This could be done within InfluxDB by a set of continuous queries.
InfluxDB seems to work on the principle that storage is cheap and unscheduled processor time is expensive. Setting up background continuous calculations that store their results is easy, and it lets a calculation quietly churn in the background. Doing on-the-fly calculations within InfluxDB quickly gets awkward (or impossible, if they span measurements).
Strategy
Every e.g. five minutes, perform a sum of each metric, grouped by time, and insert the sums into a fourth measurement, called myservice_summary.
Instead of having a single field called value, myservice_summary will have several fields; one for invoked calls, one for processed calls, and one for calls with errors. Instead of the default name value, we name the fields something meaningful to the people reading the data.
Note that condensing the data with GROUP BY time(x) (in this example, every five minutes) also reduces your storage overhead, and the client query time (fewer points to retrieve, transmit, and display on the client). It also reduces storage requirements. It's common in InfluxDB to use at least two retention policies: raw data gets trimmed within a short time (e.g. 30 days), and the condensed and processed data can remain for much longer (e.g. months, years, ...)
Of course, picking too large a GROUP BY time() interval means coarse resolution that might be bad for fault-finding. e.g. It's not much use having GROUP BY time(1d) when you need to know in which hour to start looking for a particular change.
An optimal time grouping window balances meaningful detection of when issues start / stop with speed of client response and storage load. Finding this optimal value is left as an exercise. :)
Example
Note that when using the CLI, for each of the three continuous queries below, everything from CREATE CONTINUOUS QUERY to END might need to be on one line to avoid syntax errors. I've put line breaks in only to improve readability.
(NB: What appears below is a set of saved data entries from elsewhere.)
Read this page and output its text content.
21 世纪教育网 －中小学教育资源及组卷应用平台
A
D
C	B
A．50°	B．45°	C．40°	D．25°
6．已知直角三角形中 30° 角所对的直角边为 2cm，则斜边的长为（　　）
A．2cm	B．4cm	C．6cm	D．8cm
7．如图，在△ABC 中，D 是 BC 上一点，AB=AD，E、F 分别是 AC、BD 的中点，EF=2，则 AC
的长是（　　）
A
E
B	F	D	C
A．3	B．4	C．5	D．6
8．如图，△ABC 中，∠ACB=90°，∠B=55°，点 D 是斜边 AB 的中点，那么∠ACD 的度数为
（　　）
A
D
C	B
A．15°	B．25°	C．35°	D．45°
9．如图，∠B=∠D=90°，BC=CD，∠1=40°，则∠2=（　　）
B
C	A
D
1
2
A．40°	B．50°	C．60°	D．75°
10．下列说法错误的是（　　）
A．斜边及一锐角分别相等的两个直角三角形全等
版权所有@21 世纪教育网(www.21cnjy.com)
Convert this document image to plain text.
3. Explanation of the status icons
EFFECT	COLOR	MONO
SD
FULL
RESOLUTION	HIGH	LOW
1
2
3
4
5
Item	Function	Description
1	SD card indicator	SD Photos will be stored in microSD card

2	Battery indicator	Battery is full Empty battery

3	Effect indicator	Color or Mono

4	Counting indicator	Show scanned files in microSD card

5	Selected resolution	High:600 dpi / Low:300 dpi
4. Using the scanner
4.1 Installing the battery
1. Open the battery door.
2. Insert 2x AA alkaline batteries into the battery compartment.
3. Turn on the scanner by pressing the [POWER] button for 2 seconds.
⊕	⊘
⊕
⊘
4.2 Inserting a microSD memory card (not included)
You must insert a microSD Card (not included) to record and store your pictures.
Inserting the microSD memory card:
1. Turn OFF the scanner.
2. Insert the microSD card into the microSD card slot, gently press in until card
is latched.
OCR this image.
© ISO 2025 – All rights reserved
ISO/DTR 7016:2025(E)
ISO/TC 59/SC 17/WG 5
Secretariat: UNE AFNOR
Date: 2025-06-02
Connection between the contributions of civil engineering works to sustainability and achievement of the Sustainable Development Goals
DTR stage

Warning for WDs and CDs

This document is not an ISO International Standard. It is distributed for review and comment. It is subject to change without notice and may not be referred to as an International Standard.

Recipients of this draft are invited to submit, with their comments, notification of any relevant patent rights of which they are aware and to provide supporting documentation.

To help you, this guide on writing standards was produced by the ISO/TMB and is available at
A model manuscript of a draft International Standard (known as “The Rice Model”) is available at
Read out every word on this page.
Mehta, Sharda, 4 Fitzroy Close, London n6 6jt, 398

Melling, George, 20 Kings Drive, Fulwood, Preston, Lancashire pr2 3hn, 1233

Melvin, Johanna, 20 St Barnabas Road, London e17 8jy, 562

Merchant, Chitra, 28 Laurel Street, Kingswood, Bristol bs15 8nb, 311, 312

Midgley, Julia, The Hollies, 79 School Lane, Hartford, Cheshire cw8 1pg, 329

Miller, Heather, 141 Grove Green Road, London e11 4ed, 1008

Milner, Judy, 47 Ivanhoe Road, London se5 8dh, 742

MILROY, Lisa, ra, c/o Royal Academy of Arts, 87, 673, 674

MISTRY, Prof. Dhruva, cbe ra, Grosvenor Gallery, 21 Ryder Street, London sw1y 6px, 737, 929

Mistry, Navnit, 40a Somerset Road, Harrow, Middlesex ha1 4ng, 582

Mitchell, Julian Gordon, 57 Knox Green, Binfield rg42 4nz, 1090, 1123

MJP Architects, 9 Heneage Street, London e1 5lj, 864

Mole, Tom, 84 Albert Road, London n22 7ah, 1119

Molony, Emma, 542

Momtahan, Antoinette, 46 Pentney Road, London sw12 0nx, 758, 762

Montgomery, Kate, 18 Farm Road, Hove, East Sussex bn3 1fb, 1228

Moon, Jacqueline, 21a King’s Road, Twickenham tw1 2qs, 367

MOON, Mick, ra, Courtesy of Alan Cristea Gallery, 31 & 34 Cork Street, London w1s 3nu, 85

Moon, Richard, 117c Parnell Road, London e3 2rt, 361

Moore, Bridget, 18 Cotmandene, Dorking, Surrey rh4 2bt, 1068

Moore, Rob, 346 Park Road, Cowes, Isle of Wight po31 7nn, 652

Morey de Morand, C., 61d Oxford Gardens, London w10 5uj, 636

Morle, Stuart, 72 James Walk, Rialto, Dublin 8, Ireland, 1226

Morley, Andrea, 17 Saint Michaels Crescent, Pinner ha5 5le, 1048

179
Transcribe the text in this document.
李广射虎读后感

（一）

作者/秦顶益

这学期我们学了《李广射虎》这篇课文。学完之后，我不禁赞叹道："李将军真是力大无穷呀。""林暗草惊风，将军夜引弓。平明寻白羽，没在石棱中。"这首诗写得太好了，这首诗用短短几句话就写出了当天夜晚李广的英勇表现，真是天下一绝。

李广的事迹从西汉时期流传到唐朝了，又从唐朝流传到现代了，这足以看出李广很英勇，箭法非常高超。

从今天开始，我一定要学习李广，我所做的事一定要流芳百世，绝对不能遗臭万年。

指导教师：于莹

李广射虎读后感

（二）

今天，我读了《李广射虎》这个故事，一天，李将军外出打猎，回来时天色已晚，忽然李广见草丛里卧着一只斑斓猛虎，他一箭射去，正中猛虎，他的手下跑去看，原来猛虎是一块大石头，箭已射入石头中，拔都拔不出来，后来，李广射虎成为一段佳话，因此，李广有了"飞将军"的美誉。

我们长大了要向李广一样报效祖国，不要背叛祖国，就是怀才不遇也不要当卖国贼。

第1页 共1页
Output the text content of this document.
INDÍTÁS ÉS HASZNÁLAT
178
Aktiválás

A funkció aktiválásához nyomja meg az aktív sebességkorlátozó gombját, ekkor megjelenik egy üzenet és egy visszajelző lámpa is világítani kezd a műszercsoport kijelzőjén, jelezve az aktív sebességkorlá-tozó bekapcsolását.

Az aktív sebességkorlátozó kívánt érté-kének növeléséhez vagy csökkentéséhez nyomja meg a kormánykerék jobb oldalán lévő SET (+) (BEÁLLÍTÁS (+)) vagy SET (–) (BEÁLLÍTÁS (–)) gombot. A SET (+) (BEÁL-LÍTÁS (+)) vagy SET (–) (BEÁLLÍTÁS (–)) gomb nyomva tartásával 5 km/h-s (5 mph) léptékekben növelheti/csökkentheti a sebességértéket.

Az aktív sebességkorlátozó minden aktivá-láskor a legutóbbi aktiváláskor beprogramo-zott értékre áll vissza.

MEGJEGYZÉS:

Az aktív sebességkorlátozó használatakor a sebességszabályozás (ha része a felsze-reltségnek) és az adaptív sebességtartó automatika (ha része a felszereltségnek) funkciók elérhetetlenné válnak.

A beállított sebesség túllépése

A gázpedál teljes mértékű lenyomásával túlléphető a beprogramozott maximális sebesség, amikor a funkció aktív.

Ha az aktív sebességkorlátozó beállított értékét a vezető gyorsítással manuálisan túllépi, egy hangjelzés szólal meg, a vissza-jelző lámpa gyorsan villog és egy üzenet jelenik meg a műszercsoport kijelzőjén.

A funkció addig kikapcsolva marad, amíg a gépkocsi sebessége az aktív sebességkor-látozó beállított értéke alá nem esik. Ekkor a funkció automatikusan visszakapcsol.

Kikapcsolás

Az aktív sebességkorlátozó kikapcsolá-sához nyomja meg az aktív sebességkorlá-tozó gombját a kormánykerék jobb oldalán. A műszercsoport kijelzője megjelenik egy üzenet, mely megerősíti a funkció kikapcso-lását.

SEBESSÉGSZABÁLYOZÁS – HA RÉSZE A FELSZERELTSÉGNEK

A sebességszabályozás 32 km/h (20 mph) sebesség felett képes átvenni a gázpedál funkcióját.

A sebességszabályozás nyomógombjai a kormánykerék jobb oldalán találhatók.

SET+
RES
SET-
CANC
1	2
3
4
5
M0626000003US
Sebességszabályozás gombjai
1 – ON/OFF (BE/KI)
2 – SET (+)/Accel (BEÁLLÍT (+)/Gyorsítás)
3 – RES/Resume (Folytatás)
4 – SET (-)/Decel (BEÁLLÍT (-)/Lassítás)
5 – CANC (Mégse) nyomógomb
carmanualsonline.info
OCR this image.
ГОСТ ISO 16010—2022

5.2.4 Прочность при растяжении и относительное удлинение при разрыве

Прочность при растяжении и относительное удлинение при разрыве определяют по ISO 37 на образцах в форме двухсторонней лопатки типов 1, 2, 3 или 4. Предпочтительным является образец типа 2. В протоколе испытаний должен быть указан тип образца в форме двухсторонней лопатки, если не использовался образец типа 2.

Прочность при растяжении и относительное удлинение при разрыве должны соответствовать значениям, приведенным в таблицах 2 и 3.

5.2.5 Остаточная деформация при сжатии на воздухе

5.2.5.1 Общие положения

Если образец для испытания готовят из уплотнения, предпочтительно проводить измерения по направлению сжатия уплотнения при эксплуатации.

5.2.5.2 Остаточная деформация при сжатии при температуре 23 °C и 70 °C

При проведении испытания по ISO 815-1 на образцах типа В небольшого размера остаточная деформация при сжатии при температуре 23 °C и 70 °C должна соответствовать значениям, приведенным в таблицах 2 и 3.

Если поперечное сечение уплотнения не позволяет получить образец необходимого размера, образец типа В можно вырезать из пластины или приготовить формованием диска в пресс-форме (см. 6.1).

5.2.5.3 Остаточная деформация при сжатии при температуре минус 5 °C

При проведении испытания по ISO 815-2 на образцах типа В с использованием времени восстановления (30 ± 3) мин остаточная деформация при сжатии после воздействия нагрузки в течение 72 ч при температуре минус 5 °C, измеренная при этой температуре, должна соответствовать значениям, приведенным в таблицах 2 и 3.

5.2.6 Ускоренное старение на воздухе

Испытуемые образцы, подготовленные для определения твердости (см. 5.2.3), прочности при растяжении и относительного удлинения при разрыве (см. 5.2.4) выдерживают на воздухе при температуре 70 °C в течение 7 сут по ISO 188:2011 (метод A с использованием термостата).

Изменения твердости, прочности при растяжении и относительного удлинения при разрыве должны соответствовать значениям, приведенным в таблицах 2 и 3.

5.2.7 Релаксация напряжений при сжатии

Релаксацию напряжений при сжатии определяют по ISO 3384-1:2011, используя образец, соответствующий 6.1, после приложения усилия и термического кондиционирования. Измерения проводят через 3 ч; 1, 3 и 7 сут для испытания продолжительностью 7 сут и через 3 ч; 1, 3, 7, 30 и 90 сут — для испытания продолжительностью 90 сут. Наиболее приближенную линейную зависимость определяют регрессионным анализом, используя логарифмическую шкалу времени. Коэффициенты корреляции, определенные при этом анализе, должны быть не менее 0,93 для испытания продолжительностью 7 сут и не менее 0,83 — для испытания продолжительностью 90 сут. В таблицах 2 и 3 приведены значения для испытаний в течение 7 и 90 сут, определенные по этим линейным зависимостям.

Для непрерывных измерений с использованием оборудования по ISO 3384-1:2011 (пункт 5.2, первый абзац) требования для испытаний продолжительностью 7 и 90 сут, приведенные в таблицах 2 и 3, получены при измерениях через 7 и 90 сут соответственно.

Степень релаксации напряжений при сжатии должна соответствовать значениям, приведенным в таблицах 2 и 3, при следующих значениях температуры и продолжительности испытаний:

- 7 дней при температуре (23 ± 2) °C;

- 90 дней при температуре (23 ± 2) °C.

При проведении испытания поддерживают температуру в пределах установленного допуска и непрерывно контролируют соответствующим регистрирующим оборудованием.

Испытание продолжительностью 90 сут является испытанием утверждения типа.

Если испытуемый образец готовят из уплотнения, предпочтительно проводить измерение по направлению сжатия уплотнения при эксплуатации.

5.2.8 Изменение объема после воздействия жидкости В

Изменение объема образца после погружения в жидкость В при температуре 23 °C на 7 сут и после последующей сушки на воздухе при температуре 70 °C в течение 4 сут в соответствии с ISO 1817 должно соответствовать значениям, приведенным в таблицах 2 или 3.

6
The square brackets [ ] indicate optional parameters. The brackets themselves are not to be literally included.
In this case, you would use the extra tag keys to choose which keys are significant and should be in the new measurement.
CREATE CONTINUOUS QUERY myservice_processed_sum_5m ON your_db_name
BEGIN
SELECT sum(value) AS processed_sum_5m
INTO myservice_summary
FROM myservice_processed GROUP BY time(5m)[, other_tag_keys e.g. vendor_id]
END
CREATE CONTINUOUS QUERY myservice_invoked_sum_5m ON your_db_name
BEGIN
SELECT sum(value) AS invoked_sum_5m
INTO myservice_summary
FROM myservice_invoked GROUP BY time(5m)[, other_tag_keys e.g. vendor_id]
END
CREATE CONTINUOUS QUERY myservice_error_sum ON your_db_name
BEGIN
SELECT sum(value) AS error_sum_5m
INTO myservice_summary
FROM myservice_error GROUP BY time(5m)[, other_tag_keys e.g. vendor_id]
END
So now we have a new measurement, called myservice_summary, with three fields: processed_sum_5m, invoked_sum_5m, and error_sum_5m (assuming that 5-minute summaries are what you want).
From there, a query for the past 24h of fail percentage would be:
SELECT (error_sum_5m / invoked_sum_5m) * 100.0
AS error_pct_5m
FROM myservice_summary
WHERE time > now() - 1d
[GROUP BY other_tags e.g. vendor_id]
Or in a more tabular format:
SELECT [vendor_id, etc, ](error_sum_5m / invoked_sum_5m) * 100.0
AS error_pct_5m
FROM myservice_summary
WHERE time > now() - 1d
Using the results stored in myservice_summary in another CQ is possible, but I'm not 100% sure about avoiding race conditions, i.e. what if the CQ that depends on myservice_summary executes before a query that populates that measurement?
Hope that helps.